Sola Scriptura: What It Isn’t
The Reformation teaching of Sola Scriptura (Scripture alone) does not mean that the Christian alone reads the Bible alone and interprets it alone. Sola Scriptura does not at all mean we should be Lone Rangers when studying God’s Word.
And historically speaking, we probably shouldn’t use Luther on trial at Worms as an illustration of what Sola Scriptura means unless we give it a fuller contextual explanation. The Diet of Worms wasn’t at all “Luther alone and his Bible alone against the Roman Catholic Church.”

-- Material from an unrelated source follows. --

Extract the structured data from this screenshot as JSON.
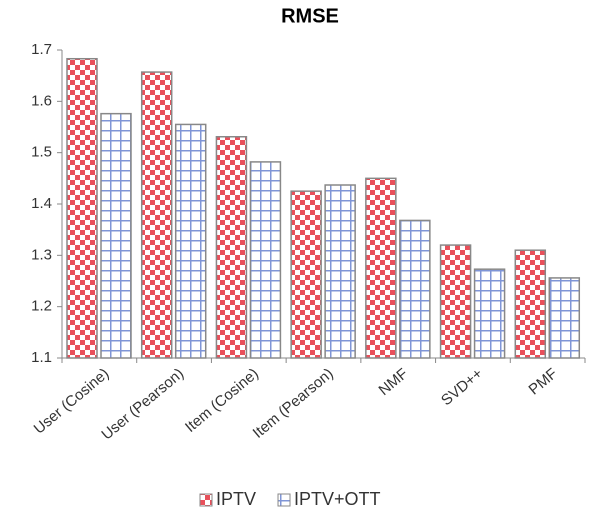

Here’s how Richard Muller describes it.
“…It is…entirely anachronistic to view the sola scriptura of Luther and his contemporaries as a declaration that all of theology ought to be constructed anew, without reference to the church’s tradition of interpretation, by the lonely exegete confronting the naked text.”
“It is equally anachronistic to assume that Scripture functioned for the Reformers like a set of numbered facts or propositions suitable for use as ready-made solutions to any and all questions capable of arising in the course of human history. Both the language of sola scriptura and the actual use of the text of scripture by the Reformers can be explained only in terms of the questions of authority and interpretation posed by the developments of the late fifteenth and early sixteenth centuries. Even so, close study of the actual exegetical results of the Reformers manifests strong interpretive and doctrinal continuities with the exegetical results of the [early church] fathers and the medieval doctors.”
Richard Muller, Post Reformation Reformed Dogmatics vol. 2 p. 63-64.